• Beschluss des Petitionsausschuss des Deutschen Bundestags

    11.09.2017 10:57 Uhr

    Pet 1-18-12-96-027942

    Luftfahrt


    Der Deutsche Bundestag hat die Petition am 16.02.2017 abschließend beraten und
    beschlossen:

    Das Petitionsverfahren abzuschließen, weil dem Anliegen entsprochen worden ist.

    Begründung

    Mit der Petition wird gefordert, dass Flugtaxen (sog. Gyrokopter) zur gewerblichen
    Personenbeförderung zugelassen und Lizenzen dafür vergeben werden.
    Zu dieser auf der Internetseite des Deutschen Bundestages veröffentlichten Eingabe
    liegen dem Petitionsausschuss 35 Mitzeichnungen und 36 Diskussionsbeiträge vor.
    Es wird um Verständnis gebeten, dass nicht auf alle der vorgetragenen Aspekte im
    Einzelnen eingegangen werden kann.
    Zur Begründung des Anliegens wird im Wesentlichen vorgetragen, dass Personen
    gegen Bezahlung mit Flugtaxen von Feldflugplatz zu Feldflugplatz gebracht werden
    könnten.
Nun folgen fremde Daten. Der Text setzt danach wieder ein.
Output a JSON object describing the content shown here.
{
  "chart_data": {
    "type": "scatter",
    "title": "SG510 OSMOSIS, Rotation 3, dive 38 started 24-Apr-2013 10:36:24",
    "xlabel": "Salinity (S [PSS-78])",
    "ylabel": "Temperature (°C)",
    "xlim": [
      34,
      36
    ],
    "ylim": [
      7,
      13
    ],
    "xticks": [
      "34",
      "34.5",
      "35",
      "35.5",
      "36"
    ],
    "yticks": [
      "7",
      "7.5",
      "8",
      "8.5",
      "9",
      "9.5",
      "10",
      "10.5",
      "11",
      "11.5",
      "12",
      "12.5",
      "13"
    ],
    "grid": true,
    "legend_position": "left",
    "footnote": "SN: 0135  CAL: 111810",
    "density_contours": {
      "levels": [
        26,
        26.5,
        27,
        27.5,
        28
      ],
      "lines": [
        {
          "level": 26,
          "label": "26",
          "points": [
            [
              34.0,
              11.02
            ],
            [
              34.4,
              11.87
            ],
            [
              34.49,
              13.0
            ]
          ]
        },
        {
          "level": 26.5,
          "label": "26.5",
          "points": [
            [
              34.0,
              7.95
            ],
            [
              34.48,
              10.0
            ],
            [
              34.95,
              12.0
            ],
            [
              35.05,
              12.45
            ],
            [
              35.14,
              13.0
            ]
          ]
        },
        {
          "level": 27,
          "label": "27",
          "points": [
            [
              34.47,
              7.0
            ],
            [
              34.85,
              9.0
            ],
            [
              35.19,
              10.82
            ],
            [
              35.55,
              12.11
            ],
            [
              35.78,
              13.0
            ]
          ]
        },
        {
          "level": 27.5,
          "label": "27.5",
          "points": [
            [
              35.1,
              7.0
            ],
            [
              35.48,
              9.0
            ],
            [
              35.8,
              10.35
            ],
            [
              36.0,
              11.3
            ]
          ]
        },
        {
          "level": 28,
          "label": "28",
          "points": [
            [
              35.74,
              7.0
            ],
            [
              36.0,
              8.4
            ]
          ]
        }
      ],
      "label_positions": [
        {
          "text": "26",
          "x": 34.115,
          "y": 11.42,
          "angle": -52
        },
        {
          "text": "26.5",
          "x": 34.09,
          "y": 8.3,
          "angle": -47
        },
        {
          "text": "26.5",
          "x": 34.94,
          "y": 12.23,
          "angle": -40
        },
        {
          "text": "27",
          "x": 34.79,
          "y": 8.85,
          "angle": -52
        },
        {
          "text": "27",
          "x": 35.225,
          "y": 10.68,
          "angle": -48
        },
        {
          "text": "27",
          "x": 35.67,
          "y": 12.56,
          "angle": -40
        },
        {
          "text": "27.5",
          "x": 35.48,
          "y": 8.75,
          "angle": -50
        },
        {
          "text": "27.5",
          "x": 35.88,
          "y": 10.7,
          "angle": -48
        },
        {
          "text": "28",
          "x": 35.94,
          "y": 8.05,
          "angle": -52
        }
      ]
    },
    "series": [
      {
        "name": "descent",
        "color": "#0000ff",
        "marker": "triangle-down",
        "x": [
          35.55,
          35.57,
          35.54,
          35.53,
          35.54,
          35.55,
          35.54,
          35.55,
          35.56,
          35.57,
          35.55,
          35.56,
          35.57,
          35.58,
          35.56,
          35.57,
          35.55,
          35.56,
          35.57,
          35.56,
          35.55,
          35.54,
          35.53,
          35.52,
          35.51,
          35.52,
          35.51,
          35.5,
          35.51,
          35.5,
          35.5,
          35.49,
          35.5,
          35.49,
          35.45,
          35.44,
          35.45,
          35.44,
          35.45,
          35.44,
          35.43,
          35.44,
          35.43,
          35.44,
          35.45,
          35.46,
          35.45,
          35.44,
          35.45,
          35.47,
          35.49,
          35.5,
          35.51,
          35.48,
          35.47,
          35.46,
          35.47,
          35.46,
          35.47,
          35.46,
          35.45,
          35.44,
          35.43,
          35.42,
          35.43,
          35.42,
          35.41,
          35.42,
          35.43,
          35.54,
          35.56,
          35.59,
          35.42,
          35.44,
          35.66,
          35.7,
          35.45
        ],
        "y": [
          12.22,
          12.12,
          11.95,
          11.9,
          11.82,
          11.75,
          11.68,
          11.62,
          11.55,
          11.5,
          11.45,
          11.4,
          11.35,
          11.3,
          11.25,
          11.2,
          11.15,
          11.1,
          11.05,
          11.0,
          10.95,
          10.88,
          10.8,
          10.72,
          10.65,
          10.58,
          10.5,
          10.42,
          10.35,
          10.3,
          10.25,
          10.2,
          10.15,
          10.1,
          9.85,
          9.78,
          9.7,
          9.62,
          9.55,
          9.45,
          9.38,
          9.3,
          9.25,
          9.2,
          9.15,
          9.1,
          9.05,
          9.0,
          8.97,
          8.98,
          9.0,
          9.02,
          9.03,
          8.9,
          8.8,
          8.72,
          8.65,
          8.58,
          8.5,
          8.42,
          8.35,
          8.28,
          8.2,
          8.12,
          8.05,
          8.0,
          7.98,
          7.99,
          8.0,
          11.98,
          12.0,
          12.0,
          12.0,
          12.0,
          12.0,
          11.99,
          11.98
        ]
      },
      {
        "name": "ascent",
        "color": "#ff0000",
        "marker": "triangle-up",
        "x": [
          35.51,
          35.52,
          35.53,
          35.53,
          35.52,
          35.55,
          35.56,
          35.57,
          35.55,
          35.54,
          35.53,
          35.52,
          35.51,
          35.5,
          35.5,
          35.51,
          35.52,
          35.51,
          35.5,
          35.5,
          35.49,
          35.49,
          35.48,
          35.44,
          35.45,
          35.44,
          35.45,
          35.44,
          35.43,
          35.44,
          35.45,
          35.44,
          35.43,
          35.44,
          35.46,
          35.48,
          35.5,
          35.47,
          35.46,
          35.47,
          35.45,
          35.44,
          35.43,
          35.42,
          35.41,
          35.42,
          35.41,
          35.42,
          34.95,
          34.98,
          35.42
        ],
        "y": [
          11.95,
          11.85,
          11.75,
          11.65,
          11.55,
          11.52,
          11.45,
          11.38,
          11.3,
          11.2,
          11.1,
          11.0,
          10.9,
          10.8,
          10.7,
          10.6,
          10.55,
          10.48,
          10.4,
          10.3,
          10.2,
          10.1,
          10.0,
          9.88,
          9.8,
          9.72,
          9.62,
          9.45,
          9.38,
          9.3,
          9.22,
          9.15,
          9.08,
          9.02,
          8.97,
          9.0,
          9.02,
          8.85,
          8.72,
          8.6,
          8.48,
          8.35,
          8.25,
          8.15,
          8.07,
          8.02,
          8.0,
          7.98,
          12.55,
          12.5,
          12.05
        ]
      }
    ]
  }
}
Durch die dazu geforderte Lizenzvergabe an diese Flugtaxen werde eine
    zusätzliche Einnahmequelle für den Staat geschaffen, außerdem würden sich neue
    Unternehmen gründen.
    Hinsichtlich der weiteren Einzelheiten zu dem Vorbringen und zur Vermeidung von
    Wiederholungen wird auf die eingereichten Unterlagen verwiesen.
    Der Petitionsausschuss hat der Bundesregierung Gelegenheit gegeben, ihre Ansicht
    zu der Eingabe darzulegen. Das Ergebnis der parlamentarischen Prüfung lässt sich
    unter Einbeziehung der seitens der Bundesregierung angeführten Aspekte wie folgt
    zusammenfassen:
    Der Ausschuss weist einführend darauf hin, dass Gyrokopter bzw. Tragschrauber als
    Luftsportgeräte klassifiziert sind und somit ausschließlich den nationalen
    luftrechtlichen Vorgaben unterliegen. Das Luftverkehrsgesetz (LuftVG) legt hierzu in
    § 20 Abs. 1 fest, dass der gewerbsmäßige Betrieb von Luftsportgeräten
    grundsätzlich keiner Genehmigung bedarf. Demzufolge ist es rechtlich bereits heute
    zulässig, Gyrokopter zur gewerblichen Personenbeförderung einzusetzen. Eine

    zusätzliche Lizenzerteilung für den Personentransport, wie sie mit der Petition
    gefordert wird, ist daher nicht notwendig.
    Es sei jedoch darauf hingewiesen, dass die Luftfahrzeugführerin bzw. der
    Luftfahrzeugführer neben dem Besitz einer gültigen Sportpilotenlizenz (SPL) gewisse
    Anforderungen erfüllen muss, bevor eine weitere Person im Gyrokopter
    mitgenommen werden darf. Nach § 45a der Verordnung über Luftfahrtpersonal
    (LuftPersV) schreibt hierzu vor, dass innerhalb der vergangenen 90 Tage mindestens
    drei Starts und drei Landungen mit einem Luftsportgerät derselben Art durchgeführt
    werden müssen.
    Was den Flugbetrieb von „Feldflugplatz zu Feldflugplatz" anbetrifft, so hebt der
    Ausschuss hervor, dass dieser nicht ohne weiteres möglich ist, da in Deutschland
    gemäß § 25 Abs. 1 des LuftVG ein sog. Flugplatzzwang herrscht. Soll außerhalb
    eines Flugplatzes gestartet oder gelandet werden, ist vor jedem solchen Flug die
    Genehmigung der zuständigen Luftfahrbehörde einzuholen.
    Der Petitionsausschuss empfiehlt daher aus den genannten Gründen, das
    Petitionsverfahren abzuschließen, weil dem Anliegen, Flugtaxen zuzulassen, bereits
    entsprochen worden ist.

    Begründung (PDF)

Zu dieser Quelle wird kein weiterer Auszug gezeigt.